Defined as grants, loans, arrears, rescheduling, and IMF purchases less scheduled interest and amortization.

Excluding Guinea and Tanzania.

Excluding Guinea.

Source: IMF staff estimates.

One-year deposit rate deflated by increase in consumer prices.

Defined as grants, loans, arrears, rescheduling, and IMF purchases less scheduled interest and amortization.

Excluding Guinea and Tanzania.

Excluding Guinea.

The striking difference between the two groups is in external developments. The deterioration in the terms of trade in the countries with weaker performance was a large multiple of that in the countries with stronger performances. Uganda is noteworthy in this respect: notwithstanding considerable structural change, external indicators weakened sharply, principally on account of the exceptionally large deterioration in the terms of trade. Net resource transfers, while lower relative to GDP in the weaker performers, differed considerably less. These comparisons point to the large role that the terms of trade played both in supporting (or not undercutting) the good policies of the strong performers, and in offsetting the effects of broadly stable financial policies in the countries with relatively weak domestic and external performance. Moreover, the fact that several of the countries with relatively weak financial policies also experienced large deteriorations in their terms of trade may well reflect the difficulty of reining in fiscal deficits and money growth in the face of adverse terms of trade developments.

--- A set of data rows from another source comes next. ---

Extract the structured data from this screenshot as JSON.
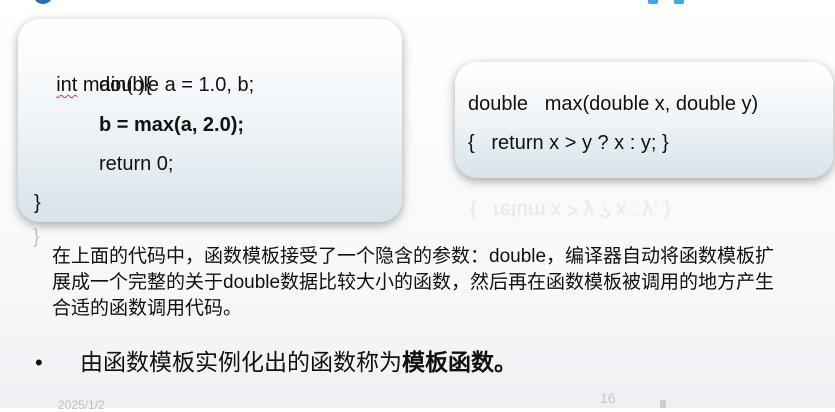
{
  "slide": {
    "main_code": {
      "line1_kw": "int",
      "line1_rest": " main( ){",
      "line2": "double a = 1.0, b;",
      "line3": "b = max(a, 2.0);",
      "line4": "return 0;",
      "line5": "}"
    },
    "max_code": {
      "line1": "double   max(double x, double y)",
      "line2": "{   return x > y ? x : y; }"
    },
    "reflection_text": "{   return x > y ? x : y; }",
    "reflection_brace": "}",
    "paragraph": "在上面的代码中，函数模板接受了一个隐含的参数：double，编译器自动将函数模板扩展成一个完整的关于double数据比较大小的函数，然后再在函数模板被调用的地方产生合适的函数调用代码。",
    "bullet": {
      "symbol": "•",
      "text_normal": "由函数模板实例化出的函数称为",
      "text_bold": "模板函数。"
    },
    "footer": {
      "date": "2025/1/2",
      "page_number": "16"
    }
  },
  "colors": {
    "accent_blue": "#2c6fb4",
    "icon_blue": "#4aa3e0",
    "card_gradient_bottom": "#d7e3ea"
  },
  "icons": [
    "logo-icon",
    "toolbar-icon"
  ]
}
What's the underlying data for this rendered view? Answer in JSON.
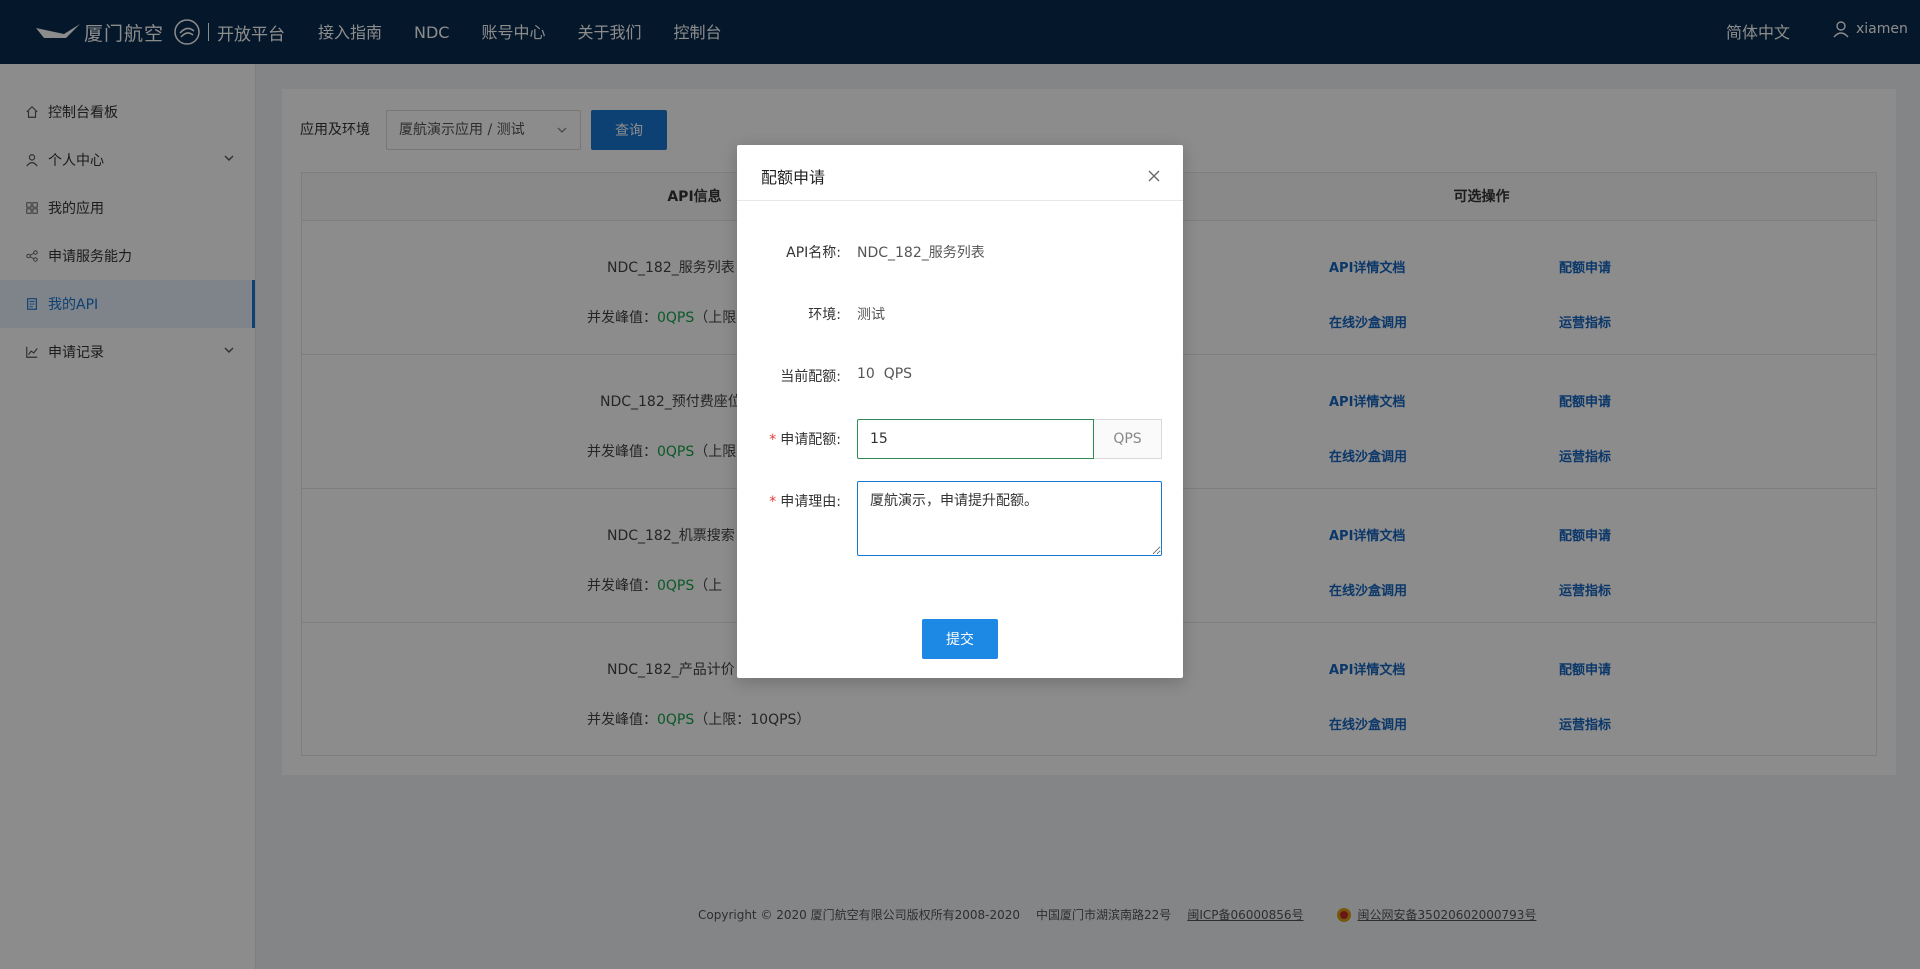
{
  "header": {
    "logo_text": "厦门航空",
    "logo_sub": "开放平台",
    "nav": [
      "接入指南",
      "NDC",
      "账号中心",
      "关于我们",
      "控制台"
    ],
    "language": "简体中文",
    "username": "xiamen"
  },
  "sidebar": {
    "items": [
      {
        "label": "控制台看板",
        "icon": "home-icon"
      },
      {
        "label": "个人中心",
        "icon": "user-icon",
        "expandable": true
      },
      {
        "label": "我的应用",
        "icon": "grid-icon"
      },
      {
        "label": "申请服务能力",
        "icon": "share-icon"
      },
      {
        "label": "我的API",
        "icon": "document-icon",
        "active": true
      },
      {
        "label": "申请记录",
        "icon": "chart-icon",
        "expandable": true
      }
    ]
  },
  "filter": {
    "label": "应用及环境",
    "selected": "厦航演示应用 / 测试",
    "query_button": "查询"
  },
  "table": {
    "headers": {
      "api": "API信息",
      "ops": "可选操作"
    },
    "rows": [
      {
        "name": "NDC_182_服务列表（",
        "qps_prefix": "并发峰值：",
        "qps_value": "0QPS",
        "qps_suffix": "（上限："
      },
      {
        "name": "NDC_182_预付费座位",
        "qps_prefix": "并发峰值：",
        "qps_value": "0QPS",
        "qps_suffix": "（上限："
      },
      {
        "name": "NDC_182_机票搜索（",
        "qps_prefix": "并发峰值：",
        "qps_value": "0QPS",
        "qps_suffix": "（上"
      },
      {
        "name": "NDC_182_产品计价（",
        "qps_prefix": "并发峰值：",
        "qps_value": "0QPS",
        "qps_suffix": "（上限：10QPS）"
      }
    ],
    "ops": {
      "doc": "API详情文档",
      "quota": "配额申请",
      "sandbox": "在线沙盒调用",
      "metrics": "运营指标"
    }
  },
  "footer": {
    "copyright": "Copyright © 2020 厦门航空有限公司版权所有2008-2020",
    "address": "中国厦门市湖滨南路22号",
    "icp": "闽ICP备06000856号",
    "police": "闽公网安备35020602000793号"
  },
  "modal": {
    "title": "配额申请",
    "fields": {
      "api_name_label": "API名称:",
      "api_name_value": "NDC_182_服务列表",
      "env_label": "环境:",
      "env_value": "测试",
      "current_label": "当前配额:",
      "current_value": "10  QPS",
      "request_label": "申请配额:",
      "request_value": "15",
      "request_unit": "QPS",
      "reason_label": "申请理由:",
      "reason_value": "厦航演示，申请提升配额。",
      "required_mark": "*"
    },
    "submit": "提交"
  },
  "colors": {
    "header_bg": "#0a2a4d",
    "primary": "#1976d2",
    "success": "#16a34a",
    "required": "#e53935"
  }
}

Box 4.Successful Adjustment—Bolivia, The Gambia, Ghana, and Guyana

The benefits of financial adjustment and structural reform are perhaps most striking in four countries-Bolivia. The Gambia, Ghana, and Guyana—where strong measures across a broad spectrum of issues were implemented in the course of previous stand-by arrangements (for Bolivia and Ghana) and the SAF and ESAF arrangements. Starting from among the most distorted positions and weakest performances in the group of countries under consideration, these four countries sharply reduced central government budget deficits and fundamentally revised the role of the public sector in public enterprises, marketing boards, price policies, the allocation of foreign exchange, and the setting of the exchange rate. The results were dramatic: a declining trend in per capita GDP was reversed, exports surged, and (except in Ghana) inflation was sharply reduced. In Bolivia and Ghana, strong domestic economic performance was sustained through the SAF/ESAF period despite a sharp deterioration in the terms of trade that precluded progress in reducing the debt ratio in Ghana. In the other three countries, the ratio of debt to exports fell, while in The Gambia timely payments of contractual debt-service obligations were restored.